Background: Emerging evidence has revealed that dysregulation of the hormone ghrelin and its receptor, growth hormone secretagogue receptor (GHSR), contributes to the pathogenesis of Alzheimer's disease (AD). Specifically, defective GHSR function and resultant hippocampal ghrelin resistance are linked to hippocampal synaptic injury in AD paradigms. Also, AD patients exhibit elevated ghrelin activation. However, the detailed molecular mechanisms of hippocampal GHSR dysfunction and the relevance of ghrelin elevation to hippocampal ghrelin resistance in AD-relevant pathological settings are not fully understood.
Objective: In the current study, we employed a recently established mouse line of AD risk [humanized amyloid beta knockin (hAβ KI mice), also referred to as a mouse model of late-onset AD in previous literature] to further define the role of ghrelin system dysregulation in the development of AD.
Methods: We employed multidisciplinary techniques to determine the change of plasma ghrelin and the functional status of GHSR in hAβ KI mice as well as primary neuron cultures.
Results: We observed concurrent plasma ghrelin elevation and hippocampal GHSR desensitization with disease progression. Further examination excluded the possibility that ghrelin elevation is a compensatory change in response to GHSR dysfunction.
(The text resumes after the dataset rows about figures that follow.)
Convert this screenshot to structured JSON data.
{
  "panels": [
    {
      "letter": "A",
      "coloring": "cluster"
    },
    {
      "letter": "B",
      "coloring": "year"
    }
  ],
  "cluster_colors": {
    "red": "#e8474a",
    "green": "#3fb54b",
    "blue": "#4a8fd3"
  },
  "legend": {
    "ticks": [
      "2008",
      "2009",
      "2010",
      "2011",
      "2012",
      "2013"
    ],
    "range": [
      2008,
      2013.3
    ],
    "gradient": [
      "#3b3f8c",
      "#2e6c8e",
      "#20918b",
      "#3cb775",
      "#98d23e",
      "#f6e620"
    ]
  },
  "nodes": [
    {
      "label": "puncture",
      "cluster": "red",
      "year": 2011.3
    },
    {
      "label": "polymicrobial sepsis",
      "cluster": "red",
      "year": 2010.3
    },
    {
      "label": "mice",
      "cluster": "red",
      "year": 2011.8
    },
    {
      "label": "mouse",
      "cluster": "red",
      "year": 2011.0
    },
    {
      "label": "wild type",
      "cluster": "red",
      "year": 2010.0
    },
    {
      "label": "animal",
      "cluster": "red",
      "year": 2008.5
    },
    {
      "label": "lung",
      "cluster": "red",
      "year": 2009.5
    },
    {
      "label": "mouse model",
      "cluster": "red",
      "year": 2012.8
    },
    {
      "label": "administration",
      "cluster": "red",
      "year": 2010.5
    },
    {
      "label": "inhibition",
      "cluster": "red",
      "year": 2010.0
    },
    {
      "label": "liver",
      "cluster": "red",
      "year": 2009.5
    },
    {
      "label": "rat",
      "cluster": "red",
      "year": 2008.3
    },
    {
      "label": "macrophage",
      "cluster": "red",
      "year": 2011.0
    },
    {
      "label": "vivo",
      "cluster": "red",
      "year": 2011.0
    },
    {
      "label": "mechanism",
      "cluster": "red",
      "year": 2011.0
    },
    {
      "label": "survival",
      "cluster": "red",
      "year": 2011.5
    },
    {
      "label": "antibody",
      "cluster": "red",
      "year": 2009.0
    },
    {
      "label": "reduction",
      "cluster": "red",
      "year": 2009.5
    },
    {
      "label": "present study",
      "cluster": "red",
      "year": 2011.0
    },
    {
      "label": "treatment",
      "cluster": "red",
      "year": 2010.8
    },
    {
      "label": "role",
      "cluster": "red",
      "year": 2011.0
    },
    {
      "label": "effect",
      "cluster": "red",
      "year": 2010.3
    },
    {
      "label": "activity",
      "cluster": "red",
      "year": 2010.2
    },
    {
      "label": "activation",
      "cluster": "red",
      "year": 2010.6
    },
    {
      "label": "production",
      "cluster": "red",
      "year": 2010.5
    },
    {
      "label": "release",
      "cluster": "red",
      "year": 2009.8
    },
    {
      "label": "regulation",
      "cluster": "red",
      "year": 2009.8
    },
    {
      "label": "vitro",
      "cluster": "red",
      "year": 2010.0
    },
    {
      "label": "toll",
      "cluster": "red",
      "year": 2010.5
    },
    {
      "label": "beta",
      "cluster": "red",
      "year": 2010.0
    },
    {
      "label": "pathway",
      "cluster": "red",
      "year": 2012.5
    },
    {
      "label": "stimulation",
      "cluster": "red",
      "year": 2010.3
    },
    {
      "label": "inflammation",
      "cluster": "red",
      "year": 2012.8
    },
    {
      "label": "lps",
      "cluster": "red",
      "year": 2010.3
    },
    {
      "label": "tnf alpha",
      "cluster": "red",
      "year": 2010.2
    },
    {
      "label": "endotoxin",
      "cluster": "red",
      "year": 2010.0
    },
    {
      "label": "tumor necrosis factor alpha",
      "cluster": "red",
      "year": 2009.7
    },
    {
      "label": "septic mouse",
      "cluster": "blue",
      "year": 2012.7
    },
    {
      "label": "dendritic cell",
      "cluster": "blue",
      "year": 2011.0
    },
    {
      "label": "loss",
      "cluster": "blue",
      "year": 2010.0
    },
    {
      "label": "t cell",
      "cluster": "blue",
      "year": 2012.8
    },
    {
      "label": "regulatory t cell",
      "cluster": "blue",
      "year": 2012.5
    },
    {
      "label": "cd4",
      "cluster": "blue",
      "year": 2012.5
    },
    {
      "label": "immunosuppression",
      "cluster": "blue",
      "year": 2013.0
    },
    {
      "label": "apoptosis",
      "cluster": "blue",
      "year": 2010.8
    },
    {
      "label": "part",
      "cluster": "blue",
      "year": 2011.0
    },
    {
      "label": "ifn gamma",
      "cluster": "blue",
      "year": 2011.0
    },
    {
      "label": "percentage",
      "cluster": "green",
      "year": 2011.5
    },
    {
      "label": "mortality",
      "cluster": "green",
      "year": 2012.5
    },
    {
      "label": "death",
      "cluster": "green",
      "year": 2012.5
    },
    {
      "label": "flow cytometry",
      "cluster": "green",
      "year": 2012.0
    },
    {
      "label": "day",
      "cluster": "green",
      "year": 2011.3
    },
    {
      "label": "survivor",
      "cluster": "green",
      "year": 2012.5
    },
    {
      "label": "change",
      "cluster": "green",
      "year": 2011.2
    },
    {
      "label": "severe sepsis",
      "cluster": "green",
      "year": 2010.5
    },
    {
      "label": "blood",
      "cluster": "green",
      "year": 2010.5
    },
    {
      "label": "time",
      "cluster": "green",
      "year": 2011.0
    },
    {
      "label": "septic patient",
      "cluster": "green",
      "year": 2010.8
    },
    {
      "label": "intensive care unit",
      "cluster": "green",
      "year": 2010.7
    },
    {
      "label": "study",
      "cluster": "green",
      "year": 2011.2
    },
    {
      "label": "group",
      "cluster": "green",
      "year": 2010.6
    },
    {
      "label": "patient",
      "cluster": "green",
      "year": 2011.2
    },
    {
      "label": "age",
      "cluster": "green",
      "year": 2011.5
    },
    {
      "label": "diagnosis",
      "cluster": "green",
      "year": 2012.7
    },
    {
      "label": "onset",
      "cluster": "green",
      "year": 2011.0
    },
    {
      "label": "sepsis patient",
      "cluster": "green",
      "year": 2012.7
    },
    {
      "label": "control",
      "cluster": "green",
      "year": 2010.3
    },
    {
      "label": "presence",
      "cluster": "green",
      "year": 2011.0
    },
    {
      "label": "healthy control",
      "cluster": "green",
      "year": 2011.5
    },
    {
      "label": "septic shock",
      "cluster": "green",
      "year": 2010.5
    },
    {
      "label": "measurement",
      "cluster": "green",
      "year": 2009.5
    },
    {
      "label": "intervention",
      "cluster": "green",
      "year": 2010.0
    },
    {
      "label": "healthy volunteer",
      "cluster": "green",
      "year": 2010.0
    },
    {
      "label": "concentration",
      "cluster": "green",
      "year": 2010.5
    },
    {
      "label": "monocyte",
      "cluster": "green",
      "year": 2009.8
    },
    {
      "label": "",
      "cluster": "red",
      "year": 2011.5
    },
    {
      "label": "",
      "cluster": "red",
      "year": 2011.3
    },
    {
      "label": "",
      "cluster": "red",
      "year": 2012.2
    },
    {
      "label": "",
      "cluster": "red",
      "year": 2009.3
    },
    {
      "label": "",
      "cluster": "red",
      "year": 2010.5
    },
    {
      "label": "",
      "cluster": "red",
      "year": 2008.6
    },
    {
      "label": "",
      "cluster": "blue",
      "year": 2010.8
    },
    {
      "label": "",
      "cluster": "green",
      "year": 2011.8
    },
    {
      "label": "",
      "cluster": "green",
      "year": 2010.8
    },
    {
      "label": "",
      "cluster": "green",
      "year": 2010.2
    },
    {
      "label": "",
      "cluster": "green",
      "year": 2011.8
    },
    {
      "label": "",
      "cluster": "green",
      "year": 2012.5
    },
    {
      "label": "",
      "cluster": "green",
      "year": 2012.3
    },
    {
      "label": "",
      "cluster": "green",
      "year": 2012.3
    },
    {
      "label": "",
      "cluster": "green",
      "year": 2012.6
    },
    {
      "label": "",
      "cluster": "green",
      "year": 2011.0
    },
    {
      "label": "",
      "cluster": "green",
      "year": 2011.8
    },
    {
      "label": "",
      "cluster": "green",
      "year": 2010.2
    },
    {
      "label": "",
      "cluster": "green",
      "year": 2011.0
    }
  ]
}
In contrast, further in vitro and in vivo results show that agonist-mediated overstimulation potentiates GHSR desensitization through enhanced GHSR internalization.
Conclusions: These findings suggest that circulating ghrelin elevation is a pathological event underlying hippocampal GHSR dysfunction, culminating in hippocampal ghrelin resistance and resultant synaptic injury in late-onset AD-related settings.
Keywords: Alzheimer’s disease; amyloid-β; ghrelin; growth hormone secretagogue receptor; hippocampal synaptic injury.